Most Americans don’t benefit directly from a strong stock market, so they aren’t like to be affected by a major correction. I’d also suggest that “non-essential” spending has been in doldrums for a long time anyway. In fact, this malaise in consumer spending is a big reason for the sell-off on Wall Street.
Most working Americans have 401k accounts. I panicked in 2008 and made major changes after that crash. Should have sat tight and rode the market back up. Plan to do that this time.
Don’t be so hasty there. My 401 is directly affected by the stock market. I didn’t Google how many Americans have them but I bet it’s quite a few.
Lots of folks have 401s and IRAs in stock funds. It won’t sink in until they get their quarterly or year end reports.
When state and local public employee pension funds suffer losses the taxpayers end up paying for it.
I certainly don’t do much “discretionary” spending any more. I remember when my wife and I would go to buy a few essentials and wind up spending five or six hundred dollars on things we saw and liked and that was when money was worth about three times what it is now, maybe more. Now if we spend fifty dollars it is a big deal. We have not bought a vehicle since ‘07 and we bought used then. Now I just dream of upgrading to something less than ten years old. Thank heaven we have sense enough not to get conned into buying a new car with seven years of payments.

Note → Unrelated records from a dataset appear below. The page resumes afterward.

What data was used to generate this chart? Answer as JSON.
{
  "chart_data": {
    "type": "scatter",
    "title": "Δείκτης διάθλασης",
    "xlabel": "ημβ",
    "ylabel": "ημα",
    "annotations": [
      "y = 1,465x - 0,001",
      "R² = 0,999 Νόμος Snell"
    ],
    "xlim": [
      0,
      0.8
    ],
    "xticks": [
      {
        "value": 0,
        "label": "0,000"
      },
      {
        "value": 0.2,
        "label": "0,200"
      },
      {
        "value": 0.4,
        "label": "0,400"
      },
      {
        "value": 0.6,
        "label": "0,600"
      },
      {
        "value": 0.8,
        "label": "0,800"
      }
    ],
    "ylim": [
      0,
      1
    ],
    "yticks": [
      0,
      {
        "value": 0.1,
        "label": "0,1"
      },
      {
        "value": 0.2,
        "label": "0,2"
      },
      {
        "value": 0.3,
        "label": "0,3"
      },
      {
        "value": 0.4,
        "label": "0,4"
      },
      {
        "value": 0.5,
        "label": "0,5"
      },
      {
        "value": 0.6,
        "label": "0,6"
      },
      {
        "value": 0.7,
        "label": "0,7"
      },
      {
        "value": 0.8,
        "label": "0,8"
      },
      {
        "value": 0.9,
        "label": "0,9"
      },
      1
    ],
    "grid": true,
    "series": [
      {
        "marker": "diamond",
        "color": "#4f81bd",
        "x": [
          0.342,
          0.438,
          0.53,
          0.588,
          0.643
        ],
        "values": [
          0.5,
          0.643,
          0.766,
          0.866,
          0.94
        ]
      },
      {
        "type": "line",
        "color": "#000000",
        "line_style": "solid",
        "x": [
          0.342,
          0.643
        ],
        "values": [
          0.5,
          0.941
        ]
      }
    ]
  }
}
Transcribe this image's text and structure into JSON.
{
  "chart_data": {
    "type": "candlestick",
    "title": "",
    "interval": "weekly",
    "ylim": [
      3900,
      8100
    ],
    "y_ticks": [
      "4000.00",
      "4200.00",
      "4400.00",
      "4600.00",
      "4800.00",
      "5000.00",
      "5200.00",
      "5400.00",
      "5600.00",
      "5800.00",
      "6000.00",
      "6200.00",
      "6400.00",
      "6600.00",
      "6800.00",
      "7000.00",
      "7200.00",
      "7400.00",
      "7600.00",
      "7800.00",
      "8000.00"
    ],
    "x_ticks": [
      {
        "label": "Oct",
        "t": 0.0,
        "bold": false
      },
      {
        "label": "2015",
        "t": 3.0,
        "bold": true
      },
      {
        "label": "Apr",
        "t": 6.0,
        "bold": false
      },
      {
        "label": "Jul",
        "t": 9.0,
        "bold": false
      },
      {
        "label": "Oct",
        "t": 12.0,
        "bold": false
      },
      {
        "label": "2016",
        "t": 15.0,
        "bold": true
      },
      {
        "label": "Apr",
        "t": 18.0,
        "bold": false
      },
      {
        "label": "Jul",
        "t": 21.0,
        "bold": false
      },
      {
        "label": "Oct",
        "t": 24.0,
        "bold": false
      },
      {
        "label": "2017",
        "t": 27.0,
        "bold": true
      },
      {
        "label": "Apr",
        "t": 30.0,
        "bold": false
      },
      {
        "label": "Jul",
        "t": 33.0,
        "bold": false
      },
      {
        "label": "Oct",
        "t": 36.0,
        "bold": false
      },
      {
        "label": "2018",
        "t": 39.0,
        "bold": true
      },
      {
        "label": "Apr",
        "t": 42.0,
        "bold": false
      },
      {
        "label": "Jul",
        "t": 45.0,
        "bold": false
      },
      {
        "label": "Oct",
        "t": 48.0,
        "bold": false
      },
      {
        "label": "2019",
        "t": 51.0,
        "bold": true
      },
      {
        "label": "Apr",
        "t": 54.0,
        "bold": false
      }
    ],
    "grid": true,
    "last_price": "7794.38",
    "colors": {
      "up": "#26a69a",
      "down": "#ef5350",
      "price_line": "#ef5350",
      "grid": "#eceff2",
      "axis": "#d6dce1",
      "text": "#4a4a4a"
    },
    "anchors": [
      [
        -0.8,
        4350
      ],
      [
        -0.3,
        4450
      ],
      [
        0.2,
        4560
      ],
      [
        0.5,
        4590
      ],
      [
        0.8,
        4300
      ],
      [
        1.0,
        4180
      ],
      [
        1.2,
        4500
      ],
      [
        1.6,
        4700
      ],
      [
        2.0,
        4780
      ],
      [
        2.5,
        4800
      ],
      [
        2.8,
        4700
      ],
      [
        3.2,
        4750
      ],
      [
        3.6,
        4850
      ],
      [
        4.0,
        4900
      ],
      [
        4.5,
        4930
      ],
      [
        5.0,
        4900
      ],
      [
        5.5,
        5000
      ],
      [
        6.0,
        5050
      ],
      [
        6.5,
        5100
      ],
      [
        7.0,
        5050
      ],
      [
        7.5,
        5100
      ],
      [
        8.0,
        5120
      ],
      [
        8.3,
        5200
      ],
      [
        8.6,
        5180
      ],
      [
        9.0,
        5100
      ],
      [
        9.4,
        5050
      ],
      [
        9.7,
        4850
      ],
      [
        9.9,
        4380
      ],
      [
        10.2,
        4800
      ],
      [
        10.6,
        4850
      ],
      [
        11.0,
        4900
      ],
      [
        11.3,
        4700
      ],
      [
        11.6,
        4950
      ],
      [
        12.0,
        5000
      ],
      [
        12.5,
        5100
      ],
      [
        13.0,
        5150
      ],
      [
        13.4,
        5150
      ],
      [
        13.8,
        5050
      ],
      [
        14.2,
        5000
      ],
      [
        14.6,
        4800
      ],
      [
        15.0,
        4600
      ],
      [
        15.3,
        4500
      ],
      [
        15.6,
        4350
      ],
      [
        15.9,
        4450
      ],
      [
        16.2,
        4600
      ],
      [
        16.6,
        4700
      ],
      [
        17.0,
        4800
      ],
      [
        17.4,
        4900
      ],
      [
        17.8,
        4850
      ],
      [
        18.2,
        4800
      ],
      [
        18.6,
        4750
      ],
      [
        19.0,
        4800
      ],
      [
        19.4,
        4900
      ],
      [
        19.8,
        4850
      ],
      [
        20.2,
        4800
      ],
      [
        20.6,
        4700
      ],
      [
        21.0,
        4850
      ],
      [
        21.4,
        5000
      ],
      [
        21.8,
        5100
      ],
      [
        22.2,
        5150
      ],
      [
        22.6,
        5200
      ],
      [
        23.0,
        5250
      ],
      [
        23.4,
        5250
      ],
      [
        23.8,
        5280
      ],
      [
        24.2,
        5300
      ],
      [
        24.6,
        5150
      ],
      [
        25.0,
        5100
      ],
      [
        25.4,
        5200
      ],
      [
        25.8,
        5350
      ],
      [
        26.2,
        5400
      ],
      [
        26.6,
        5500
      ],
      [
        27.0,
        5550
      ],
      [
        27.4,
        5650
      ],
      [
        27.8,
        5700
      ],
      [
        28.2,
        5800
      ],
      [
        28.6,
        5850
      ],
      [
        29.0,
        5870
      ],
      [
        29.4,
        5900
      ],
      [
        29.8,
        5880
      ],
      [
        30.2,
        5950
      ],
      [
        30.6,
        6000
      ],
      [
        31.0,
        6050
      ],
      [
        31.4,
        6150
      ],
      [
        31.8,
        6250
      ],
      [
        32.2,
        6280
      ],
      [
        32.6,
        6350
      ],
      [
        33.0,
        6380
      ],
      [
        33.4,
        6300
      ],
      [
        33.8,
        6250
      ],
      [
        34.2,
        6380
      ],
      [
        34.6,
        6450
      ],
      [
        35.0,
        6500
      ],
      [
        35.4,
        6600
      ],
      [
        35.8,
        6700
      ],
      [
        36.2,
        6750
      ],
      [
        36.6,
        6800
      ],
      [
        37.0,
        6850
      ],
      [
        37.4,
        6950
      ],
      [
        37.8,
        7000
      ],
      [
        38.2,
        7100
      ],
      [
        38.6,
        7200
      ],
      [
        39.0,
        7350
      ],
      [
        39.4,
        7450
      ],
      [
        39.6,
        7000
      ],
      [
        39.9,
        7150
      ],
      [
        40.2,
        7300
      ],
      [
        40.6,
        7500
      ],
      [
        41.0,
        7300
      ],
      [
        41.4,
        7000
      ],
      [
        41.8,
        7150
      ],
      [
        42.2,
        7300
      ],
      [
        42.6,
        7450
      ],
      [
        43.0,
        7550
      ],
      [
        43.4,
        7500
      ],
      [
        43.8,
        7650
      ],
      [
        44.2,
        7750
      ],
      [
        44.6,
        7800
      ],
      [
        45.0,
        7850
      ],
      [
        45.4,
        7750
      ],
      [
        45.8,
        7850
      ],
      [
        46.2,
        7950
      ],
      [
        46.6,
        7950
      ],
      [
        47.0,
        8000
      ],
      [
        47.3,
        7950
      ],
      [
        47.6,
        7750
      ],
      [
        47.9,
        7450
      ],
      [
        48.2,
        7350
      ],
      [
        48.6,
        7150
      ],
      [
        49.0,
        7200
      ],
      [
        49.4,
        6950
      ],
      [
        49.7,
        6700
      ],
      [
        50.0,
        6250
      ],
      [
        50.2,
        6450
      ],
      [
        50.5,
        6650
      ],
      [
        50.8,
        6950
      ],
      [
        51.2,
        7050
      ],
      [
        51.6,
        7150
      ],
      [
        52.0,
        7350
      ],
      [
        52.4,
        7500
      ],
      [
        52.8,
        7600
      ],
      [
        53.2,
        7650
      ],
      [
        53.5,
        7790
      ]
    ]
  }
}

“Most Americans dont benefit directly from a strong stock market, so they arent like to be affected by a major correction. “
I think most Americans will be affected- in 2008, many list money in their retirement accounts, like 401ks. Individual companies losing market value will lay people off, cut benefits, etc. Pensions that are in the market can be cut if losses continue. In 2008, quite a few if us were impacted.